Africa Education Watch, an education think tank, has suggested that parents who choose to have their children live in the boarding house should be responsible for paying the related costs. The organization has urged the government to reevaluate its Free SHS policy.
According to a report by EduWatch titled “Financial Burden Analysis of the Free SHS Policy and Implications on Equitable Access,” free boarding secondary education ought to be restricted to students from underprivileged neighborhoods.
As part of the DANIDA Strategic Partnership II Project, Africa Education Watch (Eduwatch) commissioned the study, which included support from Oxfam. It outlined how allowing parents to make payments will enable the government to make some revenue to supplement the Free SHS.
“In the medium-to-long-term, the MoE must develop and implement a strategy to gradually transition Ghana’s secondary education system from the current boarding-as-a-norm to day-as-norm. Free boarding secondary education should be reserved strategically for students in underserved communities where there is no reasonable commutable access to a secondary school.
“However, parents, who in spite of an opportunity for their wards to be day students for free, still decide to opt for boarding status must pay for its full cost.”
The government should enhance the way funds under the Free SHS are distributed to enhance teaching and learning, according to the study’s recommendations.

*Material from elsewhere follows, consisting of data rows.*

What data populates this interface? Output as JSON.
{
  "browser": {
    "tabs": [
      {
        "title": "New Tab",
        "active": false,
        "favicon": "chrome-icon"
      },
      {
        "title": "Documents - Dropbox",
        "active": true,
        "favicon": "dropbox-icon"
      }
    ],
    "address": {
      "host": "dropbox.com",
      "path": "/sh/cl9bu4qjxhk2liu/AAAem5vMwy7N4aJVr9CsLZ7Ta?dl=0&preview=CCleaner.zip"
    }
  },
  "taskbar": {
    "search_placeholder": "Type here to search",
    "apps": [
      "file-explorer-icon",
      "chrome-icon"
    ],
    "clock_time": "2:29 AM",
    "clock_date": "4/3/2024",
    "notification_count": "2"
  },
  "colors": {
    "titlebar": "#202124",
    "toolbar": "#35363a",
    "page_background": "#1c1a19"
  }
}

“The MoF must improve the disbursement of funds under the free SHS policy. The timely availability of funds (especially at the school level) to procure. items that were previously ‘smuggled’ into prospectus, is critical to sustain compliance with the current moderate, harmonised prospectus. This will also improve the availability of adequate foodstuffs and other Teaching and Learning Resources in schools to reduce the financial burden on some parents to supply provisions to their wards in school.”